Area of Research: 3D Reconstruction, Deep Learning and SLAM

I grew up in a small city in China. Technology wasn’t very prevalent. When I was very little, the internet was still dial up but somehow I found that very exciting. I think I was drawn to idea of a network space in some way.

My mother is an architect. It’s not computer science, but it’s mathematical. She always encouraged me to go into a discipline that used technology and could give me a technology rich skill set. She would tell me that if I knew a particular discipline - whatever it was - then I could apply it to all sorts of problems and make a real, tangible difference in the world.

I did an undergraduate degree in Electrical Engineering. I started a Masters at the University of Shanghai in the same, but over the course of my Masters, I started working on computer vision and SLAM. I realised then I wanted to focus on computer vision. You see the world through your eyes. Computer vision is how computers see the world. People always say 'the eyes are the windows of the soul'. For me it was a way of mirroring that for machines.

It wasn’t the easiest switch to make. During my Masters I spent two years in Berlin. I had started learning English when I was very young at school, but, when I went to Berlin, the lectures were delivered in German so I had to learn German too.

I started learning German part time about six months before I got to Berlin but when I got there, I found speaking was super difficult. I found that if I kept practicing and kept talking it got easier, but of course for many months it was hard. In the beginning when we got the slides, I would sometimes translate them from German to English and then from English to Chinese. Over time I found I had a good grasp of the language and by the end of my study in Berlin, I would present deep learning and SLAM presentations in German.
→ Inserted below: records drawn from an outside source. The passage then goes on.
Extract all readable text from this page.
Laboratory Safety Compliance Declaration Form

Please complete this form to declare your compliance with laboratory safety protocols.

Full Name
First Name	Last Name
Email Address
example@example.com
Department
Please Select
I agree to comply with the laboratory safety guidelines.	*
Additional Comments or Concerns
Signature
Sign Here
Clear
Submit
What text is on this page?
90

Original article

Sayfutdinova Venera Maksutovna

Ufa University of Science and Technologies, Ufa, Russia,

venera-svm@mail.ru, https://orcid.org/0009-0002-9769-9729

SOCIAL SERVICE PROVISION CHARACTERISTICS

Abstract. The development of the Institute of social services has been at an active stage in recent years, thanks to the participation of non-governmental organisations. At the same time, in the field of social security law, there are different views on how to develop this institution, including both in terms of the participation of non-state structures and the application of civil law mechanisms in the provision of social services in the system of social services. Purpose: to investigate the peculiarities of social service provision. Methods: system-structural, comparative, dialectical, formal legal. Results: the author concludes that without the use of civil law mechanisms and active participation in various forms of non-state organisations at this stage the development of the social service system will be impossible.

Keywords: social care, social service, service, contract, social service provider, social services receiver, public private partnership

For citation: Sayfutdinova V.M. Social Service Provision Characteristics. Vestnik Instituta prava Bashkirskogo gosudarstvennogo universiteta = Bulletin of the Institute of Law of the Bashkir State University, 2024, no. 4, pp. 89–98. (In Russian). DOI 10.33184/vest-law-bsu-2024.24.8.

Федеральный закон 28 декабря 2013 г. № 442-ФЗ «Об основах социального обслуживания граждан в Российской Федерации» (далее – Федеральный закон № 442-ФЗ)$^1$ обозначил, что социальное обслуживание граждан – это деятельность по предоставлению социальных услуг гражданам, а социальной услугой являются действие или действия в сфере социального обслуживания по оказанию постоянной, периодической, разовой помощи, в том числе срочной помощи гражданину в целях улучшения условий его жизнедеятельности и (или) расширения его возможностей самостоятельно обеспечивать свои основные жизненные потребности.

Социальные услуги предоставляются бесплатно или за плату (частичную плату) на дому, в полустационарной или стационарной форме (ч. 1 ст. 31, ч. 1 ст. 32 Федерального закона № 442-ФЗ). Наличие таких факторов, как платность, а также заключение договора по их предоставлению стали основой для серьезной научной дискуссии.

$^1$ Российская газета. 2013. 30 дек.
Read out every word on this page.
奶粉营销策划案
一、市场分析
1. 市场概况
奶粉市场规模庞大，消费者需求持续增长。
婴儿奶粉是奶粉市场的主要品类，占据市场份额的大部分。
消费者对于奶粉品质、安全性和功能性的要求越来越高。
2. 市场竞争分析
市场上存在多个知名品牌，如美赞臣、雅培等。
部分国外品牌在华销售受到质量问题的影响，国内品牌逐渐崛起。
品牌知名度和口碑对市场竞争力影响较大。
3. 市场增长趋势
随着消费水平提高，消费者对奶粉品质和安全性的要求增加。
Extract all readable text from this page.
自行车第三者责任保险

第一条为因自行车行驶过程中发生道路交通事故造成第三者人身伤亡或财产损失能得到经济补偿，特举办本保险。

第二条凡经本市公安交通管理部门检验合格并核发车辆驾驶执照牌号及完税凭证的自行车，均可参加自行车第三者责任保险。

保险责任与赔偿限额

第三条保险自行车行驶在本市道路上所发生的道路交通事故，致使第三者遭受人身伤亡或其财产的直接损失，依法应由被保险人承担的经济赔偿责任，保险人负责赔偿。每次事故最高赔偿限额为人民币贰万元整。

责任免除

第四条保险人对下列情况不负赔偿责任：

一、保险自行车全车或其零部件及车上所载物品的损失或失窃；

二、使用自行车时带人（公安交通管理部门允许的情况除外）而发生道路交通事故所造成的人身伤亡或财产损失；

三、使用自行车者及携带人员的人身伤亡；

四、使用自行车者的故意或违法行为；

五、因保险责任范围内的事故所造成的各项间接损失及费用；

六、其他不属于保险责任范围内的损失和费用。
After completing my Masters, I went back to Shanghai to write up my dissertation.

I wanted to gain more expertise in computer vision and SLAM before thinking about working in industry. The PhD position at Freiburg was perfect for that and through it I gained the opportunity to work with deep learning architectures.

I’ve worked in this field in Shanghai, Berlin and Freiburg now and girls have always been in very low numbers in all three places. I’m not sure why that is. For me, seeing my mother work with maths, technology and design in her architecture practice imbued me with an innate sense of place and value for STEM subjects. Maybe if more girls were exposed to role models already in disciplines using technology, they might grow up with an innate sense of STEM subjects being potential future learning or career pathways.

It never put me off. I think that’s because I’m quite self motivated. I had this idea of technologies that could transform the world and I wanted to explore that.

People think computer science is about coding, but I think coding is not the most important part because code is just a language. The important thing is that you have an idea.

This is a uniquely creative field. All the classic industries are converged. You don’t expect a table to be a 'better table' that can make you happier on its own. But with computers, and with the internet, there is potential to augment existing things, or to make entirely new things that either make your life more convenient, or help you enjoy life more. Things that make you happier! For me, those are ideas worth exploring. So coding sits behind that. You arrange the language - the algorithm behind the coding - to develop and realise the idea.

My work on the TrimBot2020 project has been on using deep learning architectures to produce sufficiently clean and robust data from monocular cameras for the robot to accurately track objects and itself with, and then to make precise 3D maps from. This is a hard problem. Humans build up depth maps because we have stereo vision. Writing an algorithm to do it from only a monocular, inexpensive camera vision system as an image source, is a contribution to the field of computer vision as a whole. The results can be applied to many different fields. At the Computer Vision and Geometry group here at Freiburg, we also collaborate with a car manufacturer who now wants to apply our dense tracking system to their framework.

I’d like to move into AR and VR. The Hololens and Oculus, for example, are technologies where you see tracking and localising and building of  3D maps from camera vision systems. Our work of doing that kind of work with deep learning architectures could be interesting. This whole area – of AR, VR and computer vision generally – it’s still developing. Nothing’s finished. Everyone is still contributing to it. I think there can be some chances.

I think maybe we each have a sense of the ‘Big Idea’ we want to explore in life. What that idea will be is ultimately a personal decision and choice for each of us.

Exploring our ideas – whatever they may be - is what matters.